Пробившись к прилавку, за которым среди груды вещей и ящиков двигалась распухшая от множества одежд продавщица (самая верхняя одежда была старенькая, но чистая фуфайка), отец доставал из-под шинели полевую сумку с деньгами, вырученными от продажи различных вещей на толкучке – до войны Клементьевы жили хорошо и мать не все успела распродать в войну. Отсчитав замусоленные бумажки, инстинктивно полуотвернувшись в угол и прикрываясь локтем, отец покупал кусок мыла, килограмм соли, бидончик керосина, пару селедок и бутылку водки. Нагруженные покупками, они пробивались к выходу через гудящую толпу, размещали все в санях, отец любовно тряпкой вытирал покрытый инеем круп лошади, укутывал сына стареньким потертым, но теплым и приятно пашущим овчиной тулупом, сам садился на облучок в своей видавшей виды шинели, чмокал, слегка похлопывая по крупу лошади веревочными вожжами, и замерзшая лошадь сразу же трогала легкой иноходью. Санки быстро скользили по накатанной дороге, морозный ветерок проносился совсем рядом, над головой Клементьева, а под тулупом было тепло, даже слегка жарко и клонило в сон. Надышав под тулупом, Клементьев выглядывал наружу. Лошадь бежала легко и ровно. Вокруг тянулось белое заснеженное пространство, кое-где утыканное будыльями подсолнечника. Начиналась поземка. Мутная, почти нереальная луна то выплывала из пелены, и тогда все становилось наряднее и веселее, то пряталась, и тогда делалось одиноко и жутко в заснеженных полях.

Остановку делали у стога мякины, на полпути. Отец сворачивал вправо и ехал по бездорожью к маячившему стогу, останавливал лошадь и кричал: «Эй-эй! Есть тут кто?»

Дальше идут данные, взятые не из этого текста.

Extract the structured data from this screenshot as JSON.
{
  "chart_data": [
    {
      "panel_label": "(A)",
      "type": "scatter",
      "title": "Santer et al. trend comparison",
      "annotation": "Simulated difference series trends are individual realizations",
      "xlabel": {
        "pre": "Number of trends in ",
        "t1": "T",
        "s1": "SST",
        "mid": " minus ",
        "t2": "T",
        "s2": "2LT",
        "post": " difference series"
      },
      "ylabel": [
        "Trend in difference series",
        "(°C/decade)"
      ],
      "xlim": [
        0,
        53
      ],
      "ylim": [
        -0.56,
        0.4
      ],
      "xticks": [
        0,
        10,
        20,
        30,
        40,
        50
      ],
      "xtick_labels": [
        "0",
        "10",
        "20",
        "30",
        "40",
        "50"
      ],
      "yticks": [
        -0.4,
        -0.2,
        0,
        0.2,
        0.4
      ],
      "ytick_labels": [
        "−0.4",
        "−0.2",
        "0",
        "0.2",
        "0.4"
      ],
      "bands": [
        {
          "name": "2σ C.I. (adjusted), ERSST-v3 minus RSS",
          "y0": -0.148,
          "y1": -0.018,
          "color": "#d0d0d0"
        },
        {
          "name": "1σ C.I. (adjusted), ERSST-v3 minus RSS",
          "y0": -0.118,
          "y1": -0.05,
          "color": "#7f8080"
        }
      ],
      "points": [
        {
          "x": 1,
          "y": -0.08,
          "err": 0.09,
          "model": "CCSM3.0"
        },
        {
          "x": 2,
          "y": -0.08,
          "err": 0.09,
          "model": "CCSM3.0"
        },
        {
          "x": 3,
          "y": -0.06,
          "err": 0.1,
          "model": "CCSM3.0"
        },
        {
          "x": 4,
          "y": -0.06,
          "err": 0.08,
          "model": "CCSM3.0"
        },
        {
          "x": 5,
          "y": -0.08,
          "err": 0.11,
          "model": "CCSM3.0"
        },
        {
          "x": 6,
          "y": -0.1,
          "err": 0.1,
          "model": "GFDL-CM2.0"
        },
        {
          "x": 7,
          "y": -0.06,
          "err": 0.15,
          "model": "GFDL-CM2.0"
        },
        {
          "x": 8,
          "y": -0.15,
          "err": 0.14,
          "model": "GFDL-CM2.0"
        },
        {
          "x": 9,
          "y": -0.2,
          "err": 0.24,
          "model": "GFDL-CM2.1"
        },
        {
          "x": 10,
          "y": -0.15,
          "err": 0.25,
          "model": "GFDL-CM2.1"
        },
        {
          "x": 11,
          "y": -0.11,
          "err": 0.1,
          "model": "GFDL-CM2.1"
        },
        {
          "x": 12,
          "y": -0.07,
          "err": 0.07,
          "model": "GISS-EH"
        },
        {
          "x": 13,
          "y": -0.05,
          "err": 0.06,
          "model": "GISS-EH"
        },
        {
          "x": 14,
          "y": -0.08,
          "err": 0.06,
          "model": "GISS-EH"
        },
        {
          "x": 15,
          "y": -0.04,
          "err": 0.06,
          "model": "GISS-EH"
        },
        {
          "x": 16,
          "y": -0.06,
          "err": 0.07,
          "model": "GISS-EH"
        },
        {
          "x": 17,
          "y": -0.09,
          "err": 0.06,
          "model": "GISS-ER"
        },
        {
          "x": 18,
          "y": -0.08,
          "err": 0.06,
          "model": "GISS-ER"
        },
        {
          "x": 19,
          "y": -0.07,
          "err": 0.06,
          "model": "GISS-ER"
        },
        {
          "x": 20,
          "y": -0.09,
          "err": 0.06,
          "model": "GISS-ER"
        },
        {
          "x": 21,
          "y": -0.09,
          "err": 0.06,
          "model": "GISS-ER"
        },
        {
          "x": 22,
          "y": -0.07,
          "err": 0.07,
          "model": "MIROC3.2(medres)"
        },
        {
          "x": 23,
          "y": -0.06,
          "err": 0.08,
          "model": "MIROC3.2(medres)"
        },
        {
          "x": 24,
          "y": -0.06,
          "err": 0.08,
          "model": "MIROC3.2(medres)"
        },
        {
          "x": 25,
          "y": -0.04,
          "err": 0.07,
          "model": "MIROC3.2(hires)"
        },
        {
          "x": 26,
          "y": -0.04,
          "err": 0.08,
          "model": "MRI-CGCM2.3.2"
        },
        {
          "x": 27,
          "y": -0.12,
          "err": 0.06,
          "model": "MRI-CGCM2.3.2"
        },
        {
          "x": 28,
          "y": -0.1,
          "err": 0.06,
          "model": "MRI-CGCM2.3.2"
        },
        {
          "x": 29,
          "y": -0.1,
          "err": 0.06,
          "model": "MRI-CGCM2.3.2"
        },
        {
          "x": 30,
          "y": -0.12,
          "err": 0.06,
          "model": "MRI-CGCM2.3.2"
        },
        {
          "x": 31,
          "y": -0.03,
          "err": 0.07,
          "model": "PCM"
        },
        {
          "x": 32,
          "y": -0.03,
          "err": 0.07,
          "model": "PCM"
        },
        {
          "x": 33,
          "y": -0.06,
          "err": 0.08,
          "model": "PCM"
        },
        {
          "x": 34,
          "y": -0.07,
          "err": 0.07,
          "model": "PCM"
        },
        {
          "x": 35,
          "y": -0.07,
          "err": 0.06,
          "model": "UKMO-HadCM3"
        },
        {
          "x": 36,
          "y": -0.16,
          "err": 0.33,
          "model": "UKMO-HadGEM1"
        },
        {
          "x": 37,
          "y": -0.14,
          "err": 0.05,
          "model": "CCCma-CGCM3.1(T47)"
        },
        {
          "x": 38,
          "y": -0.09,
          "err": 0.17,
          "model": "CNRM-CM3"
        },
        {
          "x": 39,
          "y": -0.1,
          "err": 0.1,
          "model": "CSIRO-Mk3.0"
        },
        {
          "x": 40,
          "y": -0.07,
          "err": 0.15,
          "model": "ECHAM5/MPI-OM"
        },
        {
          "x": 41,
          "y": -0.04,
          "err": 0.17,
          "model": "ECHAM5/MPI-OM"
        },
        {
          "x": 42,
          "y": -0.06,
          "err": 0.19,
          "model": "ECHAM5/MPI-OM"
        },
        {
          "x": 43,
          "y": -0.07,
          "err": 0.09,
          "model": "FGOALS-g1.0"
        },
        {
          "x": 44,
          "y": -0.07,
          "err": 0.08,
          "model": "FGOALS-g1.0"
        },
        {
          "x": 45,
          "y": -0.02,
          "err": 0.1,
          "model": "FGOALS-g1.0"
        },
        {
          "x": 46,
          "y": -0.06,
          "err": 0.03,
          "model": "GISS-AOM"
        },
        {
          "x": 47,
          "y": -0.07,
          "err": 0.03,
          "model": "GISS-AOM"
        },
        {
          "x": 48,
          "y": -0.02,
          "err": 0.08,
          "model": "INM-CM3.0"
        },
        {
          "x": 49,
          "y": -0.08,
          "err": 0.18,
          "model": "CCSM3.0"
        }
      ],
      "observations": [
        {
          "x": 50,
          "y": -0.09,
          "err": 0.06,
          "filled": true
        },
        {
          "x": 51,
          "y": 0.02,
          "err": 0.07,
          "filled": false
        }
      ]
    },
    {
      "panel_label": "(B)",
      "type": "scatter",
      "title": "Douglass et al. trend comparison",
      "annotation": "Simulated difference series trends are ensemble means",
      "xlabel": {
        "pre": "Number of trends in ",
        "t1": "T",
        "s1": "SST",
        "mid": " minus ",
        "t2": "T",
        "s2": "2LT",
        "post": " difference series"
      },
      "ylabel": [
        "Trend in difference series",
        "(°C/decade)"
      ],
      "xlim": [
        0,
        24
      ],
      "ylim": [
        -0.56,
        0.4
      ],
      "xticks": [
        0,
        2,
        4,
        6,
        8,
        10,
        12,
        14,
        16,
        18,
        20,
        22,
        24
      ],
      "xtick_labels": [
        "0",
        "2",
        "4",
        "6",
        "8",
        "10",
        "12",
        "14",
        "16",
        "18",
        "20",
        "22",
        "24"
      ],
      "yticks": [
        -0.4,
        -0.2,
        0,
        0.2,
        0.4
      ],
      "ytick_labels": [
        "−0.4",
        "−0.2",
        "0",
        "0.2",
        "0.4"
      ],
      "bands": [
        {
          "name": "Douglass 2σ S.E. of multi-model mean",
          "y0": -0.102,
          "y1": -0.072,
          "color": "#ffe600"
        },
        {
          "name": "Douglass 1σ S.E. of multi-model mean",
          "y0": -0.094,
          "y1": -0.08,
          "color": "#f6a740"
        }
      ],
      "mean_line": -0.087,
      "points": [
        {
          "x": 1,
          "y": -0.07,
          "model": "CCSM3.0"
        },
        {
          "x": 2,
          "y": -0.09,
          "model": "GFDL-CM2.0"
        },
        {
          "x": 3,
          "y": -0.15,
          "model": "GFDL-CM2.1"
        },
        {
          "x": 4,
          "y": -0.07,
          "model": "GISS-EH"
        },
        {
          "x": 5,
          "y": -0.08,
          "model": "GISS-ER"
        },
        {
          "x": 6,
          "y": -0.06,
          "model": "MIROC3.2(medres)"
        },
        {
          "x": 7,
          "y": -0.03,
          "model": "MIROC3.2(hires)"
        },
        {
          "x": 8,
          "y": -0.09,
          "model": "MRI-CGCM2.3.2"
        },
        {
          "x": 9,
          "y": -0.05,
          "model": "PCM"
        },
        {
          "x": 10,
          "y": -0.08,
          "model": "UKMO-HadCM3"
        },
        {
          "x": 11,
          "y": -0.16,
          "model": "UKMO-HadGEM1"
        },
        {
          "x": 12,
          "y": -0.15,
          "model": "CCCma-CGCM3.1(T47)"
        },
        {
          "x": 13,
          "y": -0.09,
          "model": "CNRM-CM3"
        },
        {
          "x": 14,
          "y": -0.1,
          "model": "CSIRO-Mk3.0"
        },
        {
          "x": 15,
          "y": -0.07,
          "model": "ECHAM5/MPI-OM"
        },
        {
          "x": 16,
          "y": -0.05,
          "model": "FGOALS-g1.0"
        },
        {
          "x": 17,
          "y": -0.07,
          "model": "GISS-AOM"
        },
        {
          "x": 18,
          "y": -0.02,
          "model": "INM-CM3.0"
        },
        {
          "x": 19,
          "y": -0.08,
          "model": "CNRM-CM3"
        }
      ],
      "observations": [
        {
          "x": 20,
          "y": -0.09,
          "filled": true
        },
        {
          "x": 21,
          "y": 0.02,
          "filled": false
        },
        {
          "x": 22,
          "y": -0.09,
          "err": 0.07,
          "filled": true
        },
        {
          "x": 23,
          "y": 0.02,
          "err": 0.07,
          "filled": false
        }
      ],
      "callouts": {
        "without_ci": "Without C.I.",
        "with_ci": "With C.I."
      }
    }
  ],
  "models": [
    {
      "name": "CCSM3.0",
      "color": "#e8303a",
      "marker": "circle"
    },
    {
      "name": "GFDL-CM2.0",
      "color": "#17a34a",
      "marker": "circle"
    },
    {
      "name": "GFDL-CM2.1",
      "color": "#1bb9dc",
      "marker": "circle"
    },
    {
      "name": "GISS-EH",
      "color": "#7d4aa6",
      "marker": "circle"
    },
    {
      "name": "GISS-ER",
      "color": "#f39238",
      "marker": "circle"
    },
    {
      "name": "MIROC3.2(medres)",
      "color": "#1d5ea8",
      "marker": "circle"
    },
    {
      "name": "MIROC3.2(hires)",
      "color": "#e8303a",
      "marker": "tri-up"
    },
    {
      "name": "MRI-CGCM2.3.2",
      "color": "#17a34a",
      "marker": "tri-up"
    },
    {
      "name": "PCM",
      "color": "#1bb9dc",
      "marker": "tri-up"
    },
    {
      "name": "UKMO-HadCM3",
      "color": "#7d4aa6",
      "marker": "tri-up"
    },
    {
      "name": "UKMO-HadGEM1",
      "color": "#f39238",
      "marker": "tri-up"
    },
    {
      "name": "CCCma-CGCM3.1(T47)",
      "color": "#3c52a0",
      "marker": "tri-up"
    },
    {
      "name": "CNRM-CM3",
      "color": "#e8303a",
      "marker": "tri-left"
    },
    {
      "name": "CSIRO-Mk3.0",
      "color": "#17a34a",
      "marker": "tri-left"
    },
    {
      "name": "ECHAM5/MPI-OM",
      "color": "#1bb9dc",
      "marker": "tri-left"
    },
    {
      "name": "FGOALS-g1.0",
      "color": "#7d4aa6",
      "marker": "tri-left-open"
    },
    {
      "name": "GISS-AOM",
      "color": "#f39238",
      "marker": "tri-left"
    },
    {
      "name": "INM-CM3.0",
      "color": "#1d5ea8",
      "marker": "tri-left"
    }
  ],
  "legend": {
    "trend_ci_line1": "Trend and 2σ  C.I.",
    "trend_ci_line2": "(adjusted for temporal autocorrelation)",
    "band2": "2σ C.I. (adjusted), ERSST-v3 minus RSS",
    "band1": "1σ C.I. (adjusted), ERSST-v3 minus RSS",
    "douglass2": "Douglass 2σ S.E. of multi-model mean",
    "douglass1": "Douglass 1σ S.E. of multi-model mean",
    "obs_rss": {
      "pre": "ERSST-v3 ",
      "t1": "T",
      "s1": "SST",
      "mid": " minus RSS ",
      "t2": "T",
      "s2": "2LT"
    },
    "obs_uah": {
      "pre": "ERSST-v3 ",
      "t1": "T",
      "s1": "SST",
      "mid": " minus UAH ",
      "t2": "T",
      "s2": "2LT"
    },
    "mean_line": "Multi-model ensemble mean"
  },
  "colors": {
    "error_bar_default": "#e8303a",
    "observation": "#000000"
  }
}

И тотчас из-за стога появлялась темная фигура сторожа с ружьем за плечами. В то время почти каждый стог имел сторожа.

– Поворачивай назад, а то стрелять буду! – кричал сторож хриплым спросонья голосом.

– Да мы всего на пять минут. Передохнуть. С базара едем, – говорил отец. – Погреться. Пару глотков пропустить.

Сторож сразу мягчел.

– Ну подъезжай, коли так, – разрешал он.

Отец слезал с саней, брал лошадь и подводил ее к стогу.

– Коняге-то подкрепиться дашь?

– Не положено, – ворчал сторож. – Председатель наскочит, под суд отдаст. Людям есть нечего, а он скотину половой хочет кормить. – Однако брал вилы и слегка стесывал с боков стога пожелтевшую полову. – Ладно уж, разнуздывай.

Отец разнуздывал лошадь, ставил к жиденькой кучке, накрывал тулупом, а сам с сыном шел вслед за сторожем в его «дежурку». «Дежурка» представляла собой вырытую в стоге пещеру. Они залезали туда по очереди. Из пещеры слышался трусливый лай и визг. Это наконец приступил к своим обязанностям помощник сторожа – дворняжка-щенок.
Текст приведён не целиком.